I've made a rather big new years resolution - it is....no more resolutions. I mean really, how many people do you know that actually stick to their resolutions?! Why not just strive every day to be a better person, to eat healthy, to work on finances, etc, etc. Why choose New Years day to make this big announcement?! If there are changes you want to make, just do it, don't sit around waiting for New Years to get started! It's never to late!

That said, now that the holidays are officially behind us, and I am not baking every other day anymore, I am back to concentrating on eating healthier - notice I didn't say "diet".....to me diet implies that after some weight loss or something, that you can go back to eating all sorts of crap, when we all know the reality is, you can't. So hence the reason I said eating healthier. Part of my problem just comes from not eating a normal meal throughout the day and just kind of picking here and there. I also want to get more sleep - I've got to stop staying up so late scrapping and reading BZ. I get too worked up over there debating the hot issues of the day. LOL!! Anyways, I think in a couple weeks, I am going to go get a recumbant bike over at BJ's - I really wanted the Treadmill, but the bike is about $300 less, so I guess I'll have to settle for that.

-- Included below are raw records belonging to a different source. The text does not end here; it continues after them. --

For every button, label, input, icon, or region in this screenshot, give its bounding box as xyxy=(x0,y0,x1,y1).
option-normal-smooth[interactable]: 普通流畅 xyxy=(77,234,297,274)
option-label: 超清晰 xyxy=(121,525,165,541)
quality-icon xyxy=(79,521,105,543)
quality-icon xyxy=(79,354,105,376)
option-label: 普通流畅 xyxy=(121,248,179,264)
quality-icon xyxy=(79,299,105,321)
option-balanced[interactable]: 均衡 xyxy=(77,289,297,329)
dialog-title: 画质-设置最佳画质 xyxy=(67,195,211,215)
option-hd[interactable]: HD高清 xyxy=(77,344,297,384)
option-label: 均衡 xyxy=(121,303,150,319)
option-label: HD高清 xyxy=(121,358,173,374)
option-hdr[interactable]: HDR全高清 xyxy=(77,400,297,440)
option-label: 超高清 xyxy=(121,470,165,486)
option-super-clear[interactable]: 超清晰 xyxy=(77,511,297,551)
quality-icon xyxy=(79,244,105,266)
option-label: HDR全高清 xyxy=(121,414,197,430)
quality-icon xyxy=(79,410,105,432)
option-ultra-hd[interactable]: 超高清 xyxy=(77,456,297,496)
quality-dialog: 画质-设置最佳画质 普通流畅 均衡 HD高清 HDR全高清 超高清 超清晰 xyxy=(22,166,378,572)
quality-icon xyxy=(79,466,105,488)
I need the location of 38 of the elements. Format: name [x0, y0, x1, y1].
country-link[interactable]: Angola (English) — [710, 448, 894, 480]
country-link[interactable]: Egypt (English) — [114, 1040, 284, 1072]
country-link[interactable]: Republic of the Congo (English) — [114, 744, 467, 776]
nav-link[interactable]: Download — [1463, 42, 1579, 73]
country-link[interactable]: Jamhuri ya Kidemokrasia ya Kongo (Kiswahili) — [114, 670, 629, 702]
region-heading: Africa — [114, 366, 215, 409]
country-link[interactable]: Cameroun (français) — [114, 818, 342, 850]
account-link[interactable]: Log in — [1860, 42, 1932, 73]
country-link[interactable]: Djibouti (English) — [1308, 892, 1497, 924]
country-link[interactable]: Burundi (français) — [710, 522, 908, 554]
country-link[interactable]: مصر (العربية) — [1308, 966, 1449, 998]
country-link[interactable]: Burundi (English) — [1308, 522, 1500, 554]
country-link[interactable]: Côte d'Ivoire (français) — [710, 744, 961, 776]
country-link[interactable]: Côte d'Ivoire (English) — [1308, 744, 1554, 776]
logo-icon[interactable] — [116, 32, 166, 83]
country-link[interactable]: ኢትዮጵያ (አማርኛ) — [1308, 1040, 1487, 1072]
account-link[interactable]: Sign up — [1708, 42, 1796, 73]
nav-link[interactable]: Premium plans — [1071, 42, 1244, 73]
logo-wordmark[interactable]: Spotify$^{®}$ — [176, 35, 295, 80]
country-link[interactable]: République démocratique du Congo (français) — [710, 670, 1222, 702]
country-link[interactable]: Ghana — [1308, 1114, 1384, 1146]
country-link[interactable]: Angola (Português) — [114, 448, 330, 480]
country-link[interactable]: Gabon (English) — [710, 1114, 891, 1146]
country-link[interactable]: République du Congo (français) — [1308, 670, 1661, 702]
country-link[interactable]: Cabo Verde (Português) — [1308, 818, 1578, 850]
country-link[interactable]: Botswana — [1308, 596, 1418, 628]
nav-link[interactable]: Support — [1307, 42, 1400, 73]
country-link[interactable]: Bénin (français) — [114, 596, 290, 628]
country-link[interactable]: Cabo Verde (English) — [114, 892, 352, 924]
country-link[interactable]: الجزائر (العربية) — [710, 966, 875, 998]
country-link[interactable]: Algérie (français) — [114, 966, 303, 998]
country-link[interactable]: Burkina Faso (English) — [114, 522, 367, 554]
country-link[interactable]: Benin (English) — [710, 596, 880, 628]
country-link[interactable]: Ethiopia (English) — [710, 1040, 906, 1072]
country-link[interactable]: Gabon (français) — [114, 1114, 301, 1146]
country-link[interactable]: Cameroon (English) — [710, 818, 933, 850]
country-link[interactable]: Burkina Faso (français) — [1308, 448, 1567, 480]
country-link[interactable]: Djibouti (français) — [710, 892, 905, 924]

Ok - must run - Prince Trevor is calling....

1 Comments:

Anonymous Anonymous said...

Hi Erin,
I'm so sorry you were having all those problems with people stealing your freebies. Just as an FYI (maybe others had this same situation) I tried 4 different times to download your Valentine's Day freebie and each time it was telling me that it was going to take 1 and a half to over 2 and a half hours to download. Since I couldn't tie the computer up that long I exitted back out and never did download it. If your freebie was being hijacked that could explain the absurd times. Don't know if this info gives you any new insite into the situation. Thanks for all the goodies you gave out. : D Have a beautiful day!